The left wing would move, too, against the surviving citadels of pre-war England such as public schools and other types of private education, and the power of the Church of England. It would impose upon Britain an egalitarianism unknown among the great powers of the West. It would limit Britain's defense efforts—this was the issue on which Bevan broke with the party leadership—to forces barely sufficient for police operations. It would liquidate as quickly as possible the remains of the Empire. Finally, it would turn Britain from what the radicals consider her present slavish acceptance of United States policy to a more independent foreign policy. This would mean that Britain would quit her position at the right hand of the United States in the long economic and political struggle with the great Communist powers and adopt a more friendly attitude toward Russia and Communist China. Bevan has descried, along with a great many other people, important economic and political changes within those countries, and he pleads with the Labor movement for a more sensible approach to them.
Naturally many members of the movement's center and right subscribe to some of these ideas. The admission of Communist China to the United Nations is an agreed objective of the Labor movement. It is even favored "in due course" by plenty of Conservative politicians. The explanation is a simple illustration of British bipartisanship. China means trade, and Britain needs trade. There are other considerations involving long-term strategic and political planning, including the possibility of luring China away from the Russian alliance. But trade is the starting-point.
The left wing boasts that it speaks for the fundamentalists of socialism, that it echoes the great dream of the founders of the party who saw the future transformation of traditional Britain with its economic and social inequalities into a greener, sweeter land. There is and always has been a radical element in British politics, and, on the left, the Bevanites represent it today.

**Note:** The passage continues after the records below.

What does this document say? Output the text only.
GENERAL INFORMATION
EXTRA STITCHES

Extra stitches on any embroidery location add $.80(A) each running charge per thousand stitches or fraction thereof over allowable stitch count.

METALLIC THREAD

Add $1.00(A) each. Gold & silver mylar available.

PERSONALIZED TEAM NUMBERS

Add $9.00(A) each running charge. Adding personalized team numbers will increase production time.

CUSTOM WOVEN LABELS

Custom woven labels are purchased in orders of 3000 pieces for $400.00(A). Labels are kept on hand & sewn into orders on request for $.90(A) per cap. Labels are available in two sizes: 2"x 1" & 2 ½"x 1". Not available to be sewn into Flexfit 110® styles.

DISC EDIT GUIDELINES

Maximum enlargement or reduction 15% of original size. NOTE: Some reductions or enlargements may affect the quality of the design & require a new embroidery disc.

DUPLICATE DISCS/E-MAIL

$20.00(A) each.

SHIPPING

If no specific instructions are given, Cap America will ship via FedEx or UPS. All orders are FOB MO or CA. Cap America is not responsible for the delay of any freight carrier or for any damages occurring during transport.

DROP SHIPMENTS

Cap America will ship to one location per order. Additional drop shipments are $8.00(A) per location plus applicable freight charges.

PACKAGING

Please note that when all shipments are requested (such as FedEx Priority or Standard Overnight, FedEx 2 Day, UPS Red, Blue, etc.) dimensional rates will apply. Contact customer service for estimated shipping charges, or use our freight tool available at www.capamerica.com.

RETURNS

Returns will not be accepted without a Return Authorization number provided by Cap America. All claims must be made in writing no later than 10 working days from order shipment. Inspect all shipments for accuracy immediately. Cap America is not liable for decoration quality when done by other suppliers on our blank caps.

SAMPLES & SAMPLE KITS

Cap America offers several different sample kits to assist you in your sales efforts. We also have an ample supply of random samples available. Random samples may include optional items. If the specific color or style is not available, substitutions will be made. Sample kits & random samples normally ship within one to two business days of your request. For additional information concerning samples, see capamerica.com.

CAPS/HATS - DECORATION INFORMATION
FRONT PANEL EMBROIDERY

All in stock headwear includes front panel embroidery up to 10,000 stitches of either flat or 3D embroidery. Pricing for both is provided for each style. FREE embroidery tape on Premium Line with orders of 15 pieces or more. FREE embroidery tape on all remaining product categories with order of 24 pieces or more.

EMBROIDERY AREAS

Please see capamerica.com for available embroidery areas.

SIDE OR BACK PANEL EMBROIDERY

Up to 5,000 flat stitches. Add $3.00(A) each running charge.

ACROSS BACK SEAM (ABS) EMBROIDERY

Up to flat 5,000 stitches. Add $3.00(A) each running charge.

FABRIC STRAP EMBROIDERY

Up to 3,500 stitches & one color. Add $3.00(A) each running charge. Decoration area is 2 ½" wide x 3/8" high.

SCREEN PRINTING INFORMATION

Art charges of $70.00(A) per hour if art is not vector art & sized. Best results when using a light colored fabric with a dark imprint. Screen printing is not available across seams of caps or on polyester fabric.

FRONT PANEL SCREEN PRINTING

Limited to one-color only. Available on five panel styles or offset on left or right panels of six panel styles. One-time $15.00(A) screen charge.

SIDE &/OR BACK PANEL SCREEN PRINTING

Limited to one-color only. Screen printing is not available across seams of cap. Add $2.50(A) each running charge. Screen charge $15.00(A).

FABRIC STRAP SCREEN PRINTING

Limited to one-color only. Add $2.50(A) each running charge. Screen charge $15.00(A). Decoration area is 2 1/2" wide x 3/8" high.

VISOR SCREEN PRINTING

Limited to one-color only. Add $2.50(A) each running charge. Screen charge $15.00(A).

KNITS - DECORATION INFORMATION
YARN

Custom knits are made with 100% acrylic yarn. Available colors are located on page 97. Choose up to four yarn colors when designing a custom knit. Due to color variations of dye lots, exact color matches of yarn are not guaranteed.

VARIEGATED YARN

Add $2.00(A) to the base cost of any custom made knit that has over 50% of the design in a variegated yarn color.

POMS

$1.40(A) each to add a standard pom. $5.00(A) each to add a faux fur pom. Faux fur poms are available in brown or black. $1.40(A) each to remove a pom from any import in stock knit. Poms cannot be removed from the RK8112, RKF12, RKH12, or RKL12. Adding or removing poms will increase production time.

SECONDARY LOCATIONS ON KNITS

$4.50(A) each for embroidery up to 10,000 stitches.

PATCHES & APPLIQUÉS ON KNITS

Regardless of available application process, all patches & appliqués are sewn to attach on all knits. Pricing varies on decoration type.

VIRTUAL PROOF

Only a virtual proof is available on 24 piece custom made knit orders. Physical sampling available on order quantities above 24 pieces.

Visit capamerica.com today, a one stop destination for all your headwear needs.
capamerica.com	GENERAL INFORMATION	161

The term "Bevanites" is inexact. The left-wing Socialists include many voters and politicians who dislike Aneurin Bevan and some of his ideas. But the use of his name to describe the group is a tribute to one of the most remarkable figures in world politics today. Aneurin Bevan has been out of office since 1951. He has bitterly attacked all the official leaders of his party, and he has come perilously close to exile from the party. His following, as I have noted, is subject to change. He often says preposterous things in public and rude things in private. He has made and continues to make powerful enemies.
"After all, Nye's his own worst enemy," someone once remarked to Ernie Bevin.
"Not while I'm alive, 'e ain't," said Ernie.
Bevan is a man of intelligence, self-education, and charm. At ease he is one of the best talkers I have ever met. He has read omnivorously and indiscriminately. He will quote Mahan to an admiral and Keynes to an economist. He has wit, and he knows the world. He likes to eat well and drink well.
Bevan, in his eager, questing examination of the world and its affairs, sometimes reminds his listeners of Winston Churchill. Each man has a sense of history, although the interpretation of a miner's son naturally differs from that of the aristocratic grandson of a duke. There is another similarity: each in his own way is a great orator.